By IANS
New York : Their eyes on the acharya, or teacher, the Indian origin children chant prayers in Sanskrit. Many can recite passages from the Hindu scripture Bhagvad Gita. They also learn about caring and sharing.
For, these US-born children of Indian American parents have been sent to summer camps and weekend schools to learn about ancient Indian religious traditions and maintain their identity.
Take, for instance, the Chinmaya Mission in Virginia. They focus their attention on Swami Dheerananda, the mission's Hindu teacher, or acharya as they call him. Together they chant prayers in Sanskrit.
Afternoons in the mission are devoted mostly to traditional songs and dances that mix Bollywood with religious tales. Hundreds more attend Sunday school classes during the school year, the New York Times reported.

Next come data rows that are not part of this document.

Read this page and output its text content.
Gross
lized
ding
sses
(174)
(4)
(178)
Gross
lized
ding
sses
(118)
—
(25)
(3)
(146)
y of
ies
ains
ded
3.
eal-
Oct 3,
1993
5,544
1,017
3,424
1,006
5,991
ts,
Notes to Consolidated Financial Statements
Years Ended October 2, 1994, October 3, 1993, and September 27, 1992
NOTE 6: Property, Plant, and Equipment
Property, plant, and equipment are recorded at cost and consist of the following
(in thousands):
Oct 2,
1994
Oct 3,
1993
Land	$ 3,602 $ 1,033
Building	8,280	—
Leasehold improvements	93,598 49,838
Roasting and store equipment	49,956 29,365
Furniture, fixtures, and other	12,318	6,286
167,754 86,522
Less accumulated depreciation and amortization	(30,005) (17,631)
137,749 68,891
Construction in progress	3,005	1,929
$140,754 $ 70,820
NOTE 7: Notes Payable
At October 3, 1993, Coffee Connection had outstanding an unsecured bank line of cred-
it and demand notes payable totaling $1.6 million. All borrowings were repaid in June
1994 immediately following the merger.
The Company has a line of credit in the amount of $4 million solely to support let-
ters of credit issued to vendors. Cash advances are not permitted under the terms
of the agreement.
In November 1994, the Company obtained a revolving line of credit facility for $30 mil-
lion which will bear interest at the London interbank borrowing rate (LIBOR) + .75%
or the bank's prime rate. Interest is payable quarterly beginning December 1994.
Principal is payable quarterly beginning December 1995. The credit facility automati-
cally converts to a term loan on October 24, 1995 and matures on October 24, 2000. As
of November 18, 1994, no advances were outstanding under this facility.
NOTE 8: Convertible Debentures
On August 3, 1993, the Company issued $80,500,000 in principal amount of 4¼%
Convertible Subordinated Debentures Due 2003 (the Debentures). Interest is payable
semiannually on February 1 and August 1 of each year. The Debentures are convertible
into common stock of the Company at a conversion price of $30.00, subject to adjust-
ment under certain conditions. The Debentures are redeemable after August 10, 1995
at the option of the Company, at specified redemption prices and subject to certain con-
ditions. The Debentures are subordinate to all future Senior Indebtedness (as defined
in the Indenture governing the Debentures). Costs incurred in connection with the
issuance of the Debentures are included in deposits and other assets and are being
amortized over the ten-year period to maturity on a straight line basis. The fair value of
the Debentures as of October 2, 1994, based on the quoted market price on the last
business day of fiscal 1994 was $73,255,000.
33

"In California alone, over 10,000 children attend some sort of Hindu or Indian instruction on the weekend, especially during summers," Shana Sippy, an Indian American doctoral student in religion from Columbia University, wrote in a recent paper.
Explaining Hinduism to Americans is a challenge, one that is leading to the homogenisation of a faith that in India is characterised by a variety of local beliefs and worship practices, some scholars and Hindus believe.
"It has to be homogenised at some level because if I ask my daughter, she doesn't know the difference between the practice of Hinduism among south Indians and Bengalis," said Sanjeev Chatterjee, whose eight-year-old daughter, Maya, attends the Chinmaya camp.
"There has to be dilution at some level because there hasn't been a critical mass of us, though that may be starting to change."
"Hindus may be better understood now than a generation ago, partly because yoga has generated interest in Hinduism," said Suhag Shukla, legal counsel for the Hindu American Foundation, an advocacy group.
According to Harvard's Pluralism Project on religious diversity, there are two million Hindus currently living in the US, a tiny fraction of the approximately one billion Hindus worldwide.
"Hindus in the United States have long bolstered their children's cultural identity by having them take Indian dance and music classes. But over the last two decades, many Hindus' anxiety about preserving their culture has translated into a drive to teach religion more explicitly," said Vijay Prashad, professor of South Asian history at Trinity College.
Last week, for the first time in US history, the country's senate opened with the chanting of the Gayatri Mantra from the Rig-Veda, said to be the oldest Hindu scripture composed around 1,500 B.C.